Complete Classification of Directed Quantum Graphs on M2

TL;DR

This paper provides a complete classification of directed quantum graphs on the matrix algebra M_2, revealing a broader variety than undirected graphs and exploring differences in quantum graph types on nontracial quantum sets.

Contribution

It extends existing classifications to directed quantum graphs on M_2, incorporating the framework for directed graphs and analyzing their properties.

Findings

Directed quantum graphs on M_2 are more diverse than undirected ones.

Complete classification of directed quantum graphs on M_2 achieved.

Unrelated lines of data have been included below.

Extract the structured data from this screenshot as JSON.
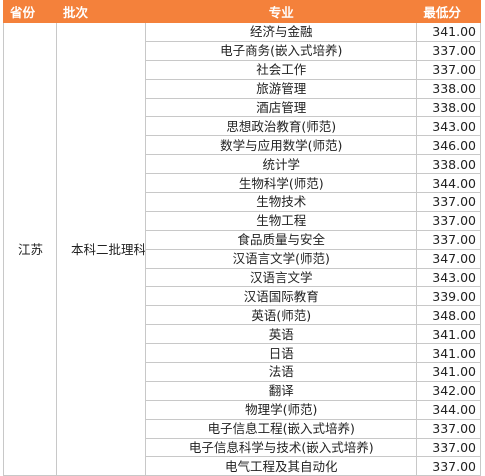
{
  "table": {
    "header": [
      "省份",
      "批次",
      "专业",
      "最低分"
    ],
    "province": "江苏",
    "batch": "本科二批理科",
    "rows": [
      [
        "经济与金融",
        "341.00"
      ],
      [
        "电子商务(嵌入式培养)",
        "337.00"
      ],
      [
        "社会工作",
        "337.00"
      ],
      [
        "旅游管理",
        "338.00"
      ],
      [
        "酒店管理",
        "338.00"
      ],
      [
        "思想政治教育(师范)",
        "343.00"
      ],
      [
        "数学与应用数学(师范)",
        "346.00"
      ],
      [
        "统计学",
        "338.00"
      ],
      [
        "生物科学(师范)",
        "344.00"
      ],
      [
        "生物技术",
        "337.00"
      ],
      [
        "生物工程",
        "337.00"
      ],
      [
        "食品质量与安全",
        "337.00"
      ],
      [
        "汉语言文学(师范)",
        "347.00"
      ],
      [
        "汉语言文学",
        "343.00"
      ],
      [
        "汉语国际教育",
        "339.00"
      ],
      [
        "英语(师范)",
        "348.00"
      ],
      [
        "英语",
        "341.00"
      ],
      [
        "日语",
        "341.00"
      ],
      [
        "法语",
        "341.00"
      ],
      [
        "翻译",
        "342.00"
      ],
      [
        "物理学(师范)",
        "344.00"
      ],
      [
        "电子信息工程(嵌入式培养)",
        "337.00"
      ],
      [
        "电子信息科学与技术(嵌入式培养)",
        "337.00"
      ],
      [
        "电气工程及其自动化",
        "337.00"
      ]
    ]
  }
}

Differences between GNS- and KMS-undirected quantum graphs on nontracial sets illustrated.

Abstract

In 2022, Gromada and Matsuda classified undirected quantum graphs on the matrix algebra $M_2$. Later, Wasilweski provided a solid theory of directed quantum graphs which was formerly only established for undirected quantum graphs. Using this framework we extend the results of Matsuda and Gromada, and present a complete classification of directed quantum graphs on $M_2$. Most prominently, we observe that there is a far bigger range of directed quantum graphs than of undirected quantum graphs on $M_2$. Moreover, for quantum graphs on a nontracial quantum set $(M_2, \psi)$ we illustrate the difference between GNS- and KMS-undirected quantum graphs.